Erst der Plan, sich ein neues Heim für alle zu schaffen, mit Platz für ihre Kinder und für seine, lässt Simone neue Hoffnung schöpfen. Seit Sommer 2020 leben sie nun in ihrem gemeinsamen Traumhaus, aber meistens ist es recht leer - wenn nicht gerade am Wochenende Claus' Kinder da sind. "Ich fühle mich zwar sehr wohl hier, aber ich habe viel aufgeben müssen dafür." Ihr jüngstes Kind habe noch vor dem Einzug beschlossen, doch lieber beim Vater wohnen zu wollen. "Als ich das erfahren habe, war ich am Boden zerstört und habe Rotz und Wasser geheult. Ich weiß, es gab in den Jahren zuvor immer Konfliktpotenzial mit den Kindern von Claus, die ja beide noch im Teenageralter sind. Dadurch, dass deren Mutter die Trennung nie richtig verkraftet und akzeptiert hat, immer wieder reingegrätscht hat bei uns, gab es regelmäßig Probleme."

Mit der neuen Frau ihres Exmannes habe sie ein gutes Einvernehmen, mit der Ex ihres zweiten Mannes klappe es bis heute nicht. "Auch wenn ich wiederholt das Gespräch mit ihr gesucht hätte."

Es habe, sagt Simone, so lange gedauert, bis Claus' Kinder sie als das akzeptiert hätten, was sie eigentlich schon so lange sei: die Partnerin ihres Vaters. "Die Konflikte verliefen meist zu meinen Lasten. Ich musste stets zurückstecken. Irgendwann, nach all den Jahren als alleinerziehende Mutter, wollte ich endlich auch einmal meine Wünsche und Bedürfnisse artikulieren dürfen."

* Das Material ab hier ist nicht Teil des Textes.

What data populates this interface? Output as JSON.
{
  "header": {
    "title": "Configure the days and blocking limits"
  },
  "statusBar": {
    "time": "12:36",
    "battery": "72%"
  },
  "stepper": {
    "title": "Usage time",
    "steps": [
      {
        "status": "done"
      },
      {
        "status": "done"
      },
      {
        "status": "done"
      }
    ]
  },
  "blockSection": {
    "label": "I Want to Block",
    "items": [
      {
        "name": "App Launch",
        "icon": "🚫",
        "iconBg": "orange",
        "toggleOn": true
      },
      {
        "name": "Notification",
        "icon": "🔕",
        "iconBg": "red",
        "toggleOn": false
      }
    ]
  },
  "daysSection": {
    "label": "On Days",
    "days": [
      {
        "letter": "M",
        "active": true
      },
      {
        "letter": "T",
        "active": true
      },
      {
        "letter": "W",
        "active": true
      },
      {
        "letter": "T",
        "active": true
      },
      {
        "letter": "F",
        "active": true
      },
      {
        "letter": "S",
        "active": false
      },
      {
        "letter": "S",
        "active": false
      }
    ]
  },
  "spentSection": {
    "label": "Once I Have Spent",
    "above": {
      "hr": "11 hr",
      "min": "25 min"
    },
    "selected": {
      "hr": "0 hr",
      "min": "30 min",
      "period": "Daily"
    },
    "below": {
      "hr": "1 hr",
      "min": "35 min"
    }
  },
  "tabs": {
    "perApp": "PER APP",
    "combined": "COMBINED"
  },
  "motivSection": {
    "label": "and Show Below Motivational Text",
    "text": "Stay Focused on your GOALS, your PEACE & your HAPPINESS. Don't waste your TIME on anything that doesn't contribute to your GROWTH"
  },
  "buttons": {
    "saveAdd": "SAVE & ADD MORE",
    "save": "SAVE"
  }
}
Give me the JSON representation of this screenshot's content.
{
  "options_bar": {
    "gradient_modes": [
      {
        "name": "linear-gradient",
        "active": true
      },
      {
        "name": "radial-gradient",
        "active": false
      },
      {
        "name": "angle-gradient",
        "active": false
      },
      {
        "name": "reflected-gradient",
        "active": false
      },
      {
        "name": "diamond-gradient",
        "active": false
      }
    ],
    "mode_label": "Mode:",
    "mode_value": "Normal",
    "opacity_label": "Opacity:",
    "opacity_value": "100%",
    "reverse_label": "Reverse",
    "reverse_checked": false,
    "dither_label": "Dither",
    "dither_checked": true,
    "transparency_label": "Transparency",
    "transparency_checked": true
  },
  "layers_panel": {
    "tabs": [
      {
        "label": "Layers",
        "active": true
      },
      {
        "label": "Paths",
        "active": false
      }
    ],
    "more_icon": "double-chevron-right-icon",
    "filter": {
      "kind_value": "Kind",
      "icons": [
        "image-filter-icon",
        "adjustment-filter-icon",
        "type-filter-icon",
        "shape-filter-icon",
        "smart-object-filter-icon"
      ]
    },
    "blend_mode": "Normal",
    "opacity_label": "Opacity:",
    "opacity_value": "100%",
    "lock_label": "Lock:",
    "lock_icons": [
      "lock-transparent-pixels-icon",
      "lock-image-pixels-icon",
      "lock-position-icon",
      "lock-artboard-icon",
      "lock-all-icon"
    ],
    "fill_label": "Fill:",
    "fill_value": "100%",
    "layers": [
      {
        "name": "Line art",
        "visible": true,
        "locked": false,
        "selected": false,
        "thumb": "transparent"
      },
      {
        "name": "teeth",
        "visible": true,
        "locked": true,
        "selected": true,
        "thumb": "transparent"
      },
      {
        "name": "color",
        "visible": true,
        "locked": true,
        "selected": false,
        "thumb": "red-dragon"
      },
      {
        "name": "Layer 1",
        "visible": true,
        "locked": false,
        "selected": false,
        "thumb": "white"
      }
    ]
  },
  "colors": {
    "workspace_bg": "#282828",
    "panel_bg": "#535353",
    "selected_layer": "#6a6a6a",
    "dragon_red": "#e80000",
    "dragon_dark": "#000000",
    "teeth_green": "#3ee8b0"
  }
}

Das enge Verhältnis zu ihren drei Kindern, das Gefühl, ein starkes Team zu sein, zusammenzuhalten, komme, was wolle, so wie damals, als die Kinder noch klein waren, das vermisse sie manchmal. "Auch wenn es ganz normal ist, dass man, wenn die Kinder groß sind, nicht mehr täglich beieinander pickt. In unserer großen Patchworkfamilie scheppert es permanent. Claus und ich arbeiten ständig an unserer Beziehung. Das ist kein Honiglecken. Aber die Familie ist das Wichtigste auf der Welt für uns. Ich hoffe, wir schaffen es."